The drop in accuracy is in part a limitation of our simple linear model trying to make use of a feature pulling the model in the wrong direction. Making the most out of your data involves a mix of understanding the data and the applied algorithm(s) (which don’t understand anything). Using three different linear models yields better results:
from sklearn.model_selection import train_test_split
from sklearn.linear_model import LinearRegression
from sklearn.metrics import mean_squared_error
df_dummy = pd.get_dummies(df)
df_dummy
df_s = df_dummy.loc[df_dummy['type_Iris-setosa'] == 1].drop(columns=['type_Iris-versicolor', 'type_Iris-virginica'])
df_v = df_dummy.loc[df_dummy['type_Iris-versicolor'] == 1].drop(columns=['type_Iris-setosa', 'type_Iris-virginica'])
df_g = df_dummy.loc[df_dummy['type_Iris-virginica'] == 1].drop(columns=['type_Iris-setosa', 'type_Iris-versicolor'])
def line_regression_pipe(df_list):
for df in df_list:
X = df.drop(columns=['sepal-length']) #indpendent variables
y = df[['sepal-length']].copy() #dependent variables
#split the variable sets into training and testing subsets
X_train, X_test, y_train, y_test = train_test_split(X, y, test_size=0.333, random_state=41)

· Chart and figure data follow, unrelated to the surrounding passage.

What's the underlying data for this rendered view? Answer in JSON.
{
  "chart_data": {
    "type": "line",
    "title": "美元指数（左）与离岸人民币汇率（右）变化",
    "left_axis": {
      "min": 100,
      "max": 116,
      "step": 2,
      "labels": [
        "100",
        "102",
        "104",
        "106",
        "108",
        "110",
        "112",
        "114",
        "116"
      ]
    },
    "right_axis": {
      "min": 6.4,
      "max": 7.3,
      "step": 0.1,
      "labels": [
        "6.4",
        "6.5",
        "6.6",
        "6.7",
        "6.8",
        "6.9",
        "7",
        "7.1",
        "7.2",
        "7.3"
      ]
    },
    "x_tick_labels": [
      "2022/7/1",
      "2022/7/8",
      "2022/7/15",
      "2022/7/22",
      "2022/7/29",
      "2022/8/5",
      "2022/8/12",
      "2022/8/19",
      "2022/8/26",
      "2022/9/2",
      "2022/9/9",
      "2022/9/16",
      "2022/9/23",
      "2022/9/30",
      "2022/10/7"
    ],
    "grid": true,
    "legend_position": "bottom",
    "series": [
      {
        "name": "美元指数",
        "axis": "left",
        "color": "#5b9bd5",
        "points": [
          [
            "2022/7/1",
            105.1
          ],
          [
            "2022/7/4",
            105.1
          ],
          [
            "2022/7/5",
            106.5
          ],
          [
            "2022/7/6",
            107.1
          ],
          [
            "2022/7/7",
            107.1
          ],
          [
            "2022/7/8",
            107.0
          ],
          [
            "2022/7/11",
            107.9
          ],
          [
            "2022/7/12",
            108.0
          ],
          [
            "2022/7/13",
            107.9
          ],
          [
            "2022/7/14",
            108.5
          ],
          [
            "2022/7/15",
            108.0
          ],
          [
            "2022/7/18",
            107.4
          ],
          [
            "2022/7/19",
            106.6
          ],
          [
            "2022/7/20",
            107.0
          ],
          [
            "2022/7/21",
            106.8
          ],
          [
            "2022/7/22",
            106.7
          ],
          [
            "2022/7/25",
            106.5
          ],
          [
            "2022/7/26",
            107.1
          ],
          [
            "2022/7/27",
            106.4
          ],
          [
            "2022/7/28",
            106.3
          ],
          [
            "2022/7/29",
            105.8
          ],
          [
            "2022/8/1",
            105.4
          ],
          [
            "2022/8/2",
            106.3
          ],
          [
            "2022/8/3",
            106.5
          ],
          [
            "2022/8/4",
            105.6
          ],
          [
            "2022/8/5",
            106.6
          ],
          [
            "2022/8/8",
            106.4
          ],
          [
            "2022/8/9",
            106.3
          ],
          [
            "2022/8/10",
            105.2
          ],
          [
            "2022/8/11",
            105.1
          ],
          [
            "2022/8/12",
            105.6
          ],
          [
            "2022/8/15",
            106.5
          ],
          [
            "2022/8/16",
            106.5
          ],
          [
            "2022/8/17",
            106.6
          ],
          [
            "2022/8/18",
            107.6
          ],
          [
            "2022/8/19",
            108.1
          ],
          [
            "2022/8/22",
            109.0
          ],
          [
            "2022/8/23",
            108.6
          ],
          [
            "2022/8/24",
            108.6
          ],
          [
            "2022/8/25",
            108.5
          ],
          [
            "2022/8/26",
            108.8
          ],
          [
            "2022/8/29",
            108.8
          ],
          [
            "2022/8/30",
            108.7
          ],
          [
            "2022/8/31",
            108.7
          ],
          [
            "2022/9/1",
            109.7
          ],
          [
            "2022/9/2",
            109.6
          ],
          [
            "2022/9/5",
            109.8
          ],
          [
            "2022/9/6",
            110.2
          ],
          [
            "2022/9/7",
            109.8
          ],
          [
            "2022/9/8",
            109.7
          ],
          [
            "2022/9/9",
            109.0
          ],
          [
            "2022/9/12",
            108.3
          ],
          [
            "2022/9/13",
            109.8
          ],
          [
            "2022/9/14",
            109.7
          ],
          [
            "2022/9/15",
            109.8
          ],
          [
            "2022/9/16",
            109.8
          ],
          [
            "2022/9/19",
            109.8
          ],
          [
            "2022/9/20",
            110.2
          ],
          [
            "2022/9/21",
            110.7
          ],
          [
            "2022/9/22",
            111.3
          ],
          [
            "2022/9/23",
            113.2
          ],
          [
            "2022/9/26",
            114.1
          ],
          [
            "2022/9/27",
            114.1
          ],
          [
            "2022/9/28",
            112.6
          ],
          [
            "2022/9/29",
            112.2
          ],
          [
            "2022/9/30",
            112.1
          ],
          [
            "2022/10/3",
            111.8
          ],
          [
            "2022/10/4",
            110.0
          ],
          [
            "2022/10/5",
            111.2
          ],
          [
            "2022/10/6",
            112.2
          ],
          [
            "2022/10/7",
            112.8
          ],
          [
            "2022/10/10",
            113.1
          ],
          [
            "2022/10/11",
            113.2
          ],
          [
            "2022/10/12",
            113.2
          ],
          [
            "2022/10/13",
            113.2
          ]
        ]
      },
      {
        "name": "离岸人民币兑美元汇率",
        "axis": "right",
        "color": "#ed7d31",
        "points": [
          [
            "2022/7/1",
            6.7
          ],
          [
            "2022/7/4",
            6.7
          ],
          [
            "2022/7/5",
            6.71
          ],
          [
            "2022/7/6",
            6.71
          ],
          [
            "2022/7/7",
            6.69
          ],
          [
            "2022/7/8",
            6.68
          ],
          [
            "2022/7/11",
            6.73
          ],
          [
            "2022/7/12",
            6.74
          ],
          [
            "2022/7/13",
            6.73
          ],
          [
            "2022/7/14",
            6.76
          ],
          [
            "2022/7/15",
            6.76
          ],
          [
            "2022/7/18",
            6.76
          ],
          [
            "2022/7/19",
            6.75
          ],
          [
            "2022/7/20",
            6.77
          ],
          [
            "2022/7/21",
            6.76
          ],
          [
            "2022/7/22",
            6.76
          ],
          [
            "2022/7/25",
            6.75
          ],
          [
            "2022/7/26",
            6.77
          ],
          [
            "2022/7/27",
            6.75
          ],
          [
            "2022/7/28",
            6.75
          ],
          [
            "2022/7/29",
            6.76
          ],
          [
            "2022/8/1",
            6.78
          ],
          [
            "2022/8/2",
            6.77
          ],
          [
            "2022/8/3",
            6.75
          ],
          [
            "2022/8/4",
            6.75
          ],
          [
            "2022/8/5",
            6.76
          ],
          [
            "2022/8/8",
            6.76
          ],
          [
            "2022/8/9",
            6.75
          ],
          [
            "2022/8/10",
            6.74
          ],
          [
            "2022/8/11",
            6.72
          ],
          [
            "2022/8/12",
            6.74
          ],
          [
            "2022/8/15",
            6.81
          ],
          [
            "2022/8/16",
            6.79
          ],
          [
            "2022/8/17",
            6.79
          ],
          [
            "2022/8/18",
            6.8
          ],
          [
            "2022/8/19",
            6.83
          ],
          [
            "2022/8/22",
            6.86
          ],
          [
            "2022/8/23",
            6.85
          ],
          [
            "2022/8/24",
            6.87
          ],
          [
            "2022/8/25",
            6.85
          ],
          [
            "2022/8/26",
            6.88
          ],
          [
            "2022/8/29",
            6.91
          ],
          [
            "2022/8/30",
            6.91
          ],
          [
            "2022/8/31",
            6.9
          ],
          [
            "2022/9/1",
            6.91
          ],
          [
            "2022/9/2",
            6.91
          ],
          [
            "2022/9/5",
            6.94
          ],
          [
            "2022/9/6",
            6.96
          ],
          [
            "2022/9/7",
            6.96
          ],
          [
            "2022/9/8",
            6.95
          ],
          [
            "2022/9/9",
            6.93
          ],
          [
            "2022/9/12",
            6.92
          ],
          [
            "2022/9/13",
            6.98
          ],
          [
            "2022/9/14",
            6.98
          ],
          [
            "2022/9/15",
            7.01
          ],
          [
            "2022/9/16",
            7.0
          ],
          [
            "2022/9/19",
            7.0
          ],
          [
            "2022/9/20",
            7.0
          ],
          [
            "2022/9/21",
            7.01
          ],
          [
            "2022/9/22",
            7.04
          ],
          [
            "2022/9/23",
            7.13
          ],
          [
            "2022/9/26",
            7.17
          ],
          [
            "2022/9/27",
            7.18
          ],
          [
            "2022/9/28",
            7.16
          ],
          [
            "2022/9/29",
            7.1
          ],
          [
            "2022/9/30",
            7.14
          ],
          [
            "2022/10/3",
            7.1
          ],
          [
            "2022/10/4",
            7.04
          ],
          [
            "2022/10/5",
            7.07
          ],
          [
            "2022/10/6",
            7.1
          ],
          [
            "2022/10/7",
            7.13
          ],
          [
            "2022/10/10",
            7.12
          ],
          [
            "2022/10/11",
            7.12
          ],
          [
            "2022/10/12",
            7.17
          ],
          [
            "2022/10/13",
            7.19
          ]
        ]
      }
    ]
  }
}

linear_reg_model_a = LinearRegression()
linear_reg_model_a.fit(X_train,y_train)
y_pred = linear_reg_model_a.predict(X_test)
sme = mean_squared_error(y_test, y_pred)
print('MSE of ' + df.columns[4] + ' is :' + str(sme) )
df_list = [df_s, df_v, df_g]
line_regression_pipe(df_list)
MSE of type_Iris-setosa is :0.06604867484155268
MSE of type_Iris-versicolor is :0.09862408497975977
MSE of type_Iris-virginica is :0.0802189108860733
The goal of this section was to illustrate how to incorporate independent categorical variables. Though it starts with converting strings to numbers, how those conversations are done is important to consider. Moreover, the introduction of more features can impact both the computational efficiency and accuracy of the model.